Third result ... RE: [Spambayes] First result from Gary
Thu, 19 Sep 2002 16:59:25 -0400
> I (or someone else -- please <wink>?) should probably change the
> tokenizer to back off to the raw message body when the email parser
> gives up.
> I'm still getting my email.Message legs. How does this look as a first
Thanks! Some comments:
> --- tokenizer.py 17 Sep 2002 17:57:39 -0000 1.23
> +++ tokenizer.py 19 Sep 2002 18:57:42 -0000
> @@ -3,6 +3,7 @@
> import email
> import re
> from sets import Set
> +from email.MIMEText import MIMEText
We imported email just a few lines above. MIMEText isn't going to be
referenced enough to justify giving it an abbreviated name.
> from Options import options
> @@ -839,18 +840,16 @@
> # Create an email Message object.
> - if hasattr(obj, "readline"):
> - return email.message_from_file(obj)
> - else:
> - return email.message_from_string(obj)
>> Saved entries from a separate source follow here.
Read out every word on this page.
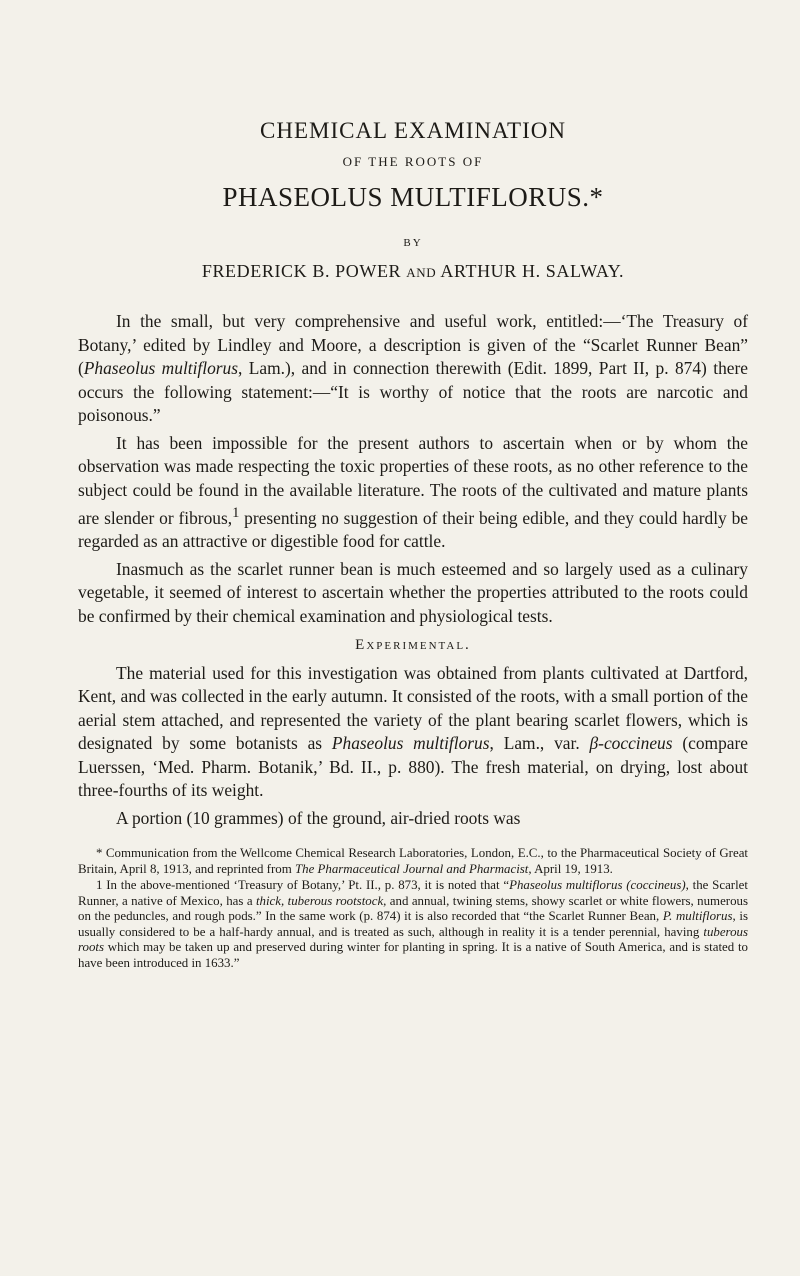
CHEMICAL EXAMINATION
OF THE ROOTS OF
PHASEOLUS MULTIFLORUS.*
BY
FREDERICK B. POWER AND ARTHUR H. SALWAY.

In the small, but very comprehensive and useful work, entitled:—‘The Treasury of Botany,’ edited by Lindley and Moore, a description is given of the “Scarlet Runner Bean” (Phaseolus multiflorus, Lam.), and in connection therewith (Edit. 1899, Part II, p. 874) there occurs the following statement:—“It is worthy of notice that the roots are narcotic and poisonous.”

It has been impossible for the present authors to ascertain when or by whom the observation was made respecting the toxic properties of these roots, as no other reference to the subject could be found in the available literature. The roots of the cultivated and mature plants are slender or fibrous,$^1$ presenting no suggestion of their being edible, and they could hardly be regarded as an attractive or digestible food for cattle.

Inasmuch as the scarlet runner bean is much esteemed and so largely used as a culinary vegetable, it seemed of interest to ascertain whether the properties attributed to the roots could be confirmed by their chemical examination and physiological tests.

Experimental.

The material used for this investigation was obtained from plants cultivated at Dartford, Kent, and was collected in the early autumn. It consisted of the roots, with a small portion of the aerial stem attached, and represented the variety of the plant bearing scarlet flowers, which is designated by some botanists as Phaseolus multiflorus, Lam., var. β-coccineus (compare Luerssen, ‘Med. Pharm. Botanik,’ Bd. II., p. 880). The fresh material, on drying, lost about three-fourths of its weight.

A portion (10 grammes) of the ground, air-dried roots was

* Communication from the Wellcome Chemical Research Laboratories, London, E.C., to the Pharmaceutical Society of Great Britain, April 8, 1913, and reprinted from The Pharmaceutical Journal and Pharmacist, April 19, 1913.

1 In the above-mentioned ‘Treasury of Botany,’ Pt. II., p. 873, it is noted that “Phaseolus multiflorus (coccineus), the Scarlet Runner, a native of Mexico, has a thick, tuberous rootstock, and annual, twining stems, showy scarlet or white flowers, numerous on the peduncles, and rough pods.” In the same work (p. 874) it is also recorded that “the Scarlet Runner Bean, P. multiflorus, is usually considered to be a half-hardy annual, and is treated as such, although in reality it is a tender perennial, having tuberous roots which may be taken up and preserved during winter for planting in spring. It is a native of South America, and is stated to have been introduced in 1633.”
> + if hasattr(obj, "read"):
> + obj = obj.read()
> + return email.message_from_string(obj)
> except email.Errors.MessageParseError:
> - return None
> + return MIMEText(obj)
Barry suggested doing (and he wrote the email package, so this is a rare
case where we should listen to him <wink>):
msg = email.Message.Message()
instead. The difference is that MIMEText() makes up some headers out of
thin air (relative to the original malformed message), but a raw Message
> def tokenize(self, obj):
> msg = self.get_message(obj)
> if msg is None:
> yield 'control: MessageParseError'
> - # XXX Fall back to the raw body text?
There won't be a way for get_message to return None anymore, so also nuke
the code checking fot that. Replacing it with
assert msg is not None
would be OK, but we're hosed in any case then, and even without the assert
the code will raise a None-related exception soon anyway.
Piece o' cake, eh?
piece-o'-python-ly y'rs - tim